I spent a lot of the day on the sole task of carting wood chips around to rehabilitate the paths around the ranch. In the morning, Dave and his son came in to the lounge and completely shattered the silence of the room. His son, five years old, had a blonde bowl cut hairstyle and pale skin. I acknowledged him, but he payed me no mind at all. While frightfully shy around strangers, he will not stop talking to people he knows. When he entered the room, I began overhearing dozens of questions starting with his emphasized pronunciation of “dah-dah.” Dave, on the other hand, said almost nothing to his child, but greeted me cordially.
He is sturdy looking with a brown wavy ponytail and a full beard.
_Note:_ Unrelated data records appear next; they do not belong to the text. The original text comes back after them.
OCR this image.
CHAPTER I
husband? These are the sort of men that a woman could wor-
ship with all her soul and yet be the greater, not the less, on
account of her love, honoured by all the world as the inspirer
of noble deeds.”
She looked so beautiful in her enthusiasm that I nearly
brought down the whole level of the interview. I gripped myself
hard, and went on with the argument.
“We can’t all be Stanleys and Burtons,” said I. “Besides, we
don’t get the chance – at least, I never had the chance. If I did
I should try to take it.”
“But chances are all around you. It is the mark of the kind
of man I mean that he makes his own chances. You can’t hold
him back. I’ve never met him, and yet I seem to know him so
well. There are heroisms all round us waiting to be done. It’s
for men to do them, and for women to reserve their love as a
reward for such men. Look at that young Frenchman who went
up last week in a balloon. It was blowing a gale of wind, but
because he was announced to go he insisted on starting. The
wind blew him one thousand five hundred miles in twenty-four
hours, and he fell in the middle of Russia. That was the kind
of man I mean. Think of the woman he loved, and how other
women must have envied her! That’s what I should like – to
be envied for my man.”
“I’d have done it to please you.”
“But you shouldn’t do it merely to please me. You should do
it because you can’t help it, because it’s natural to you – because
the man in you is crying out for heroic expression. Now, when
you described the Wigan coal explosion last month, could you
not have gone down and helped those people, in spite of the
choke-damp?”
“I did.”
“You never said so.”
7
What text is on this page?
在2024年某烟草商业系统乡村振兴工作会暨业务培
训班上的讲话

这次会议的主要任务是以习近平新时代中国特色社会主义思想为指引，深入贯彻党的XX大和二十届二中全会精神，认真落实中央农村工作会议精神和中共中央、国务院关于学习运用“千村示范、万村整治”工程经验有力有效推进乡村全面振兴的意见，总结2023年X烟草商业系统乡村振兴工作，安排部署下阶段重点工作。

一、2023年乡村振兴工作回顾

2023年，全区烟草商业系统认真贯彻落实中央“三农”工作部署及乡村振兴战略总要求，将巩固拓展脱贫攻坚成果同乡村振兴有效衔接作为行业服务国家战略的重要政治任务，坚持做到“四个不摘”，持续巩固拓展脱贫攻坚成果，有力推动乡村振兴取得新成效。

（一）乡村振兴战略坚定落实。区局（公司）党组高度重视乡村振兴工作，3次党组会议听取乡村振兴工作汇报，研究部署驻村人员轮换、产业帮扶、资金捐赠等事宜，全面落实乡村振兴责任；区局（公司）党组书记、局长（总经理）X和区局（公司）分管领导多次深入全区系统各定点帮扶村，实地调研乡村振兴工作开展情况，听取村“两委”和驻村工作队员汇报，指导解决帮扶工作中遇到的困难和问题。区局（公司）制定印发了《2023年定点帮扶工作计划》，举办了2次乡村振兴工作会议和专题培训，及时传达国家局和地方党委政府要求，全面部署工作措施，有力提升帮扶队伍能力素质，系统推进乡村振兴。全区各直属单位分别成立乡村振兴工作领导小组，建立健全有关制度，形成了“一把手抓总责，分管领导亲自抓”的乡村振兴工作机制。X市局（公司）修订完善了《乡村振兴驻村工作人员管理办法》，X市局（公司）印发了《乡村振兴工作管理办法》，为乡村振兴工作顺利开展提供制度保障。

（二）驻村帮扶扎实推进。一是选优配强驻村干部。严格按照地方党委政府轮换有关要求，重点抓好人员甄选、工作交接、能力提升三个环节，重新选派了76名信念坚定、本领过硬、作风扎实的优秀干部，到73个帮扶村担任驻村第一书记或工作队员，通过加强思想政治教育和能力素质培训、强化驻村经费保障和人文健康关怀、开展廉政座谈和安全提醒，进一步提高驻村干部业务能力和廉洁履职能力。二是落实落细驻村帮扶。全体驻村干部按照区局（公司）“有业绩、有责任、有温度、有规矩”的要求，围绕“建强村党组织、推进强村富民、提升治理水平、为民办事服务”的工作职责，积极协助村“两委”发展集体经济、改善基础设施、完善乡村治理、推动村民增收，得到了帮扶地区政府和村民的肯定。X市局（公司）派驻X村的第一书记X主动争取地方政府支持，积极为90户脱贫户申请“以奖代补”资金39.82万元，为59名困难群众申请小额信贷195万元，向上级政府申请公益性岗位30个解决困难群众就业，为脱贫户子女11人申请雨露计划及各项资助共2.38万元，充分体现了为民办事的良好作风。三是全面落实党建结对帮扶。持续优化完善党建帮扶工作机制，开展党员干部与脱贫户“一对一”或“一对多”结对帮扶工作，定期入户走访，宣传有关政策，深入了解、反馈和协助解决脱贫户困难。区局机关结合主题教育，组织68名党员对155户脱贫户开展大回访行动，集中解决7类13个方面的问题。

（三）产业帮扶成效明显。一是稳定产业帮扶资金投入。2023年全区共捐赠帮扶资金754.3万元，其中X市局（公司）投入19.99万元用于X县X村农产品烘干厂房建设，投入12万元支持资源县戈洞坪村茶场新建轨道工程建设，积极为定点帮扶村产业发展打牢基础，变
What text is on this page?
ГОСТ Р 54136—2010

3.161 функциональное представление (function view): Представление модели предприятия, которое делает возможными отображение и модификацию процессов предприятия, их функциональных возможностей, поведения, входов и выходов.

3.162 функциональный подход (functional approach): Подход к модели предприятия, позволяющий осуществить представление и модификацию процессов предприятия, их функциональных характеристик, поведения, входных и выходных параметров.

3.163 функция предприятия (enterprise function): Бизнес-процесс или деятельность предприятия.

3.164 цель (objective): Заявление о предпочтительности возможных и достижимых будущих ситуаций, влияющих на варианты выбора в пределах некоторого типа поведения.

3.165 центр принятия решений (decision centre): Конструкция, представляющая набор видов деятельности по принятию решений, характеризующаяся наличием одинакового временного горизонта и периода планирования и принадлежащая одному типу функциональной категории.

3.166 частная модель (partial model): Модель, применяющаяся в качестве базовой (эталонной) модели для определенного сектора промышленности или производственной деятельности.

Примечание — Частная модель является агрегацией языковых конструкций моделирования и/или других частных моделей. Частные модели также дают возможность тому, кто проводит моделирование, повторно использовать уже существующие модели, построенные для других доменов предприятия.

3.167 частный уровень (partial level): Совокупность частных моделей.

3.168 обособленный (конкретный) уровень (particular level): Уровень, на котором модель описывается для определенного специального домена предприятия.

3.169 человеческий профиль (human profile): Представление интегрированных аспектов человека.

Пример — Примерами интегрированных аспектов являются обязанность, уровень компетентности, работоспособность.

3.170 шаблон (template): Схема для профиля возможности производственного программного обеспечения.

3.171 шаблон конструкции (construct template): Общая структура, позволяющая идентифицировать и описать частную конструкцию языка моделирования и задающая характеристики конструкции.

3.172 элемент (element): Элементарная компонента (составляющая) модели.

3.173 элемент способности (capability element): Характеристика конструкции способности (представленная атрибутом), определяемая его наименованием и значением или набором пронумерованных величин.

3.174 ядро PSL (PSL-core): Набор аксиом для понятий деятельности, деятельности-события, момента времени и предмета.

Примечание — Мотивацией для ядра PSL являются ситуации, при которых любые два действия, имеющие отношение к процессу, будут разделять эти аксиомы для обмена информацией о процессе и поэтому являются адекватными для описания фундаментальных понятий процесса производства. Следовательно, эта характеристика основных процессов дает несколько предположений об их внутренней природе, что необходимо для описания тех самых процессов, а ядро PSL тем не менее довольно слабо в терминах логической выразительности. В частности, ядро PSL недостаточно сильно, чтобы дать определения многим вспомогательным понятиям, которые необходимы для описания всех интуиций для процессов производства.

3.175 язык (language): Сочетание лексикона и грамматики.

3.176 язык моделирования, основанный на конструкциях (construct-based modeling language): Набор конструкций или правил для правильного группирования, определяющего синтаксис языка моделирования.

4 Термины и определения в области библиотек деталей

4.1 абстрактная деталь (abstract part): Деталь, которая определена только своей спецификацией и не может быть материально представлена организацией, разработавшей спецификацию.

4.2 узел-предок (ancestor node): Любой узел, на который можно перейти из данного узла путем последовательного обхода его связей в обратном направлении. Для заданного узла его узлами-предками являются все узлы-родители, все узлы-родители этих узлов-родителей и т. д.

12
He wore a baseball cap, t-shirt, and cargo shorts with sandals. He displays an extreme amount of patience and speaks in a soft and precise tone. He doesn’t seem to say anything more than what needs to be said.
Main quality: Patience
I had met Dave on the day of my arrival, but had little interaction with him as he left to play with his band at Burning Man soon after. He was back now and entertaining his kids as they came for a short visit. He had this “I’m sorry for my son” vibe about him as he prepared their breakfast.
Kevin later reintroduced me to them outside of Dave’s trailer. His youngest son hid behind the front wheel of the bicycle Dave was holding up to move. He knew I could still see him and he smiled at me.
Later in the day, I decided to ask Kevin about his opinion on Nichiren. He said chanting wasn’t his thing, but he could see how it could help people focus. It appeared as a form of “grasping” instead of “letting go” to him, but if it works for others, good. I agreed. It seems to me like the Mormonism of Buddhism.
I finished my second book on meditating so now my days have become more devoted to balancing the field work of learning and the studying of Permaculture through books.